Session 2 - Les quartiers populaires comme bases de mobilisation citoyenne ?
Intervenants : | Discutante : |
Denis MERKLEN (Université Paris 3, France) | Catherine NEVEU (EHESS, France) |
Ahmed BOUBEKER (Université de Saint-Etienne, France) | Président : |
Deena WHITE (Université de Montréal, Canada) | Didier CHABANET (Sciences Po / IFSTTAR, France) |
Comme l’illustrent les banlieues rouges, le quartier ou la communauté locale a pu être la base d’une prise de parole politique à une échelle large, métropolitaine ou nationale. Dans quelle mesure les quartiers populaires d’aujourd’hui peuvent-ils être des bases de politisation et mobilisation citoyenne? Quels sont les liens locaux qui peuvent être activés ? En considérant certains quartiers populaires comme des ghettos qu’il conviendrait d’éradiquer, ne fait-on pas obstacle à la mobilisation des habitants ? Que peuvent nous apprendre les expériences étrangères dans ce domaine ? Cette session souligne la diversité des formes de lutte et de mobilisation dans les quartiers populaires en France, tout en insistant à partir de l’exemple du Québec sur l’importance de réseaux permettant de fédérer ces démarches militantes à la base pour faire entendre leur voix à d’autres échelles.
Denis MERKLEN, professeur de sociologie à l’université Paris 3, souligne que, contrairement à l’idée de quartiers populaires en proie à l’anomie et de plus en plus éloignés par rapport au politique, la vie dans les quartiers populaires conserve une dimension à la fois collective et politique. Cette « politicité » populaire questionne les modes d’intervention de l’Etat dans ces territoires, sur un registre ambivalent combinant défiance et attentes fortes à l’égard de l’Etat pourvoyeur de ressources.
Ahmed BOUBEKER, sociologue et professeur à l’université Jean-Monnet de Saint-Etienne, montre de manière convergente que les banlieues ne sont pas le désert politique souvent dépeint. Il s’appuie pour cela sur la « petite histoire » d’un collectif de jeunes d’origine immigrée qui s’est constitué en 1981 dans la mouvance de la gauche prolétarienne, pour montrer que le militantisme dans les banlieues ne se résume pas aux mouvements antiracistes qui se sont développés à la même époque. Il souligne cependant les effets limités de ces différentes formes de mobilisation politique, de même que l’impuissance de l’Etat pour répondre au malaise des banlieues.
Le propos de Deena WHITE, professeure au département de sociologie de l’université de Montréal, est précisément de mettre l’accent sur les conditions de pérennisation de mobilisations citoyennes à la fois porteuses d’un projet de société alternatif et reconnues par l’Etat, dans un contexte différent, celui du Québec, où l’Etat n’est pas perçu comme le seul responsable et metteur en œuvre d’un modèle de société.

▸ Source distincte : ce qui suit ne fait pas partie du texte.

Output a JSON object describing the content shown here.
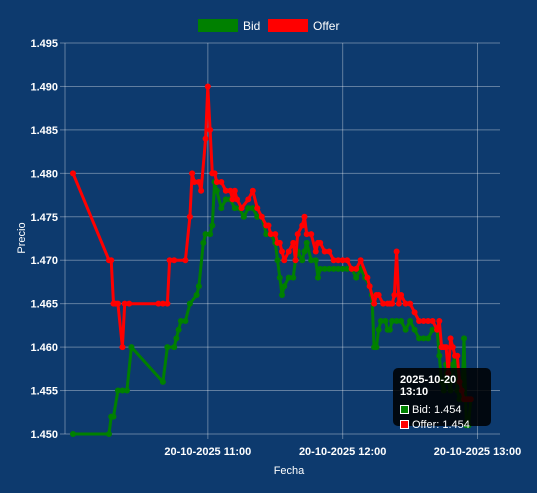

Catherine NEVEU, chercheure à l’EHESS, propose dans son commentaire plusieurs fils de discussion, en insistant notamment sur la nécessité d’un « changement de lunettes » pour appréhender la dimension proprement politique des démarches collectives qui ont émergé dans les quartiers populaires. Elle invite aussi à rompre avec le discours convenu sur la fin du militantisme, qui empêche de percevoir des formes renouvelées d’engagement, qui comme le montrent les trois interventions précédentes, posent la question de la construction d’espaces de citoyenneté intermédiaires permettant l’expression de formes de protestations non violentes.
Dans la discussion animée par Didier CHABANET, chercheur à Sciences Po et à l’IFSTTAR, est cependant souligné le fait que, sous couvert de retisser d’en haut ce lien social dans les quartiers, le risque existe d’un encadrement de la parole citoyenne. De même, il conviendrait sans doute de mettre en perspective les formes de politisation et de mobilisation citoyenne dont il a été question avec le sentiment d’un certain désenchantement collectif qui caractériserait également les quartiers populaires. Pour autant, vu de l’étranger, c’est bien le sentiment de dynamiques émergentes et de formes d’expression citoyenne renouvelées qui prédomine, au point que la France serait aujourd’hui vue comme « la France du slam ».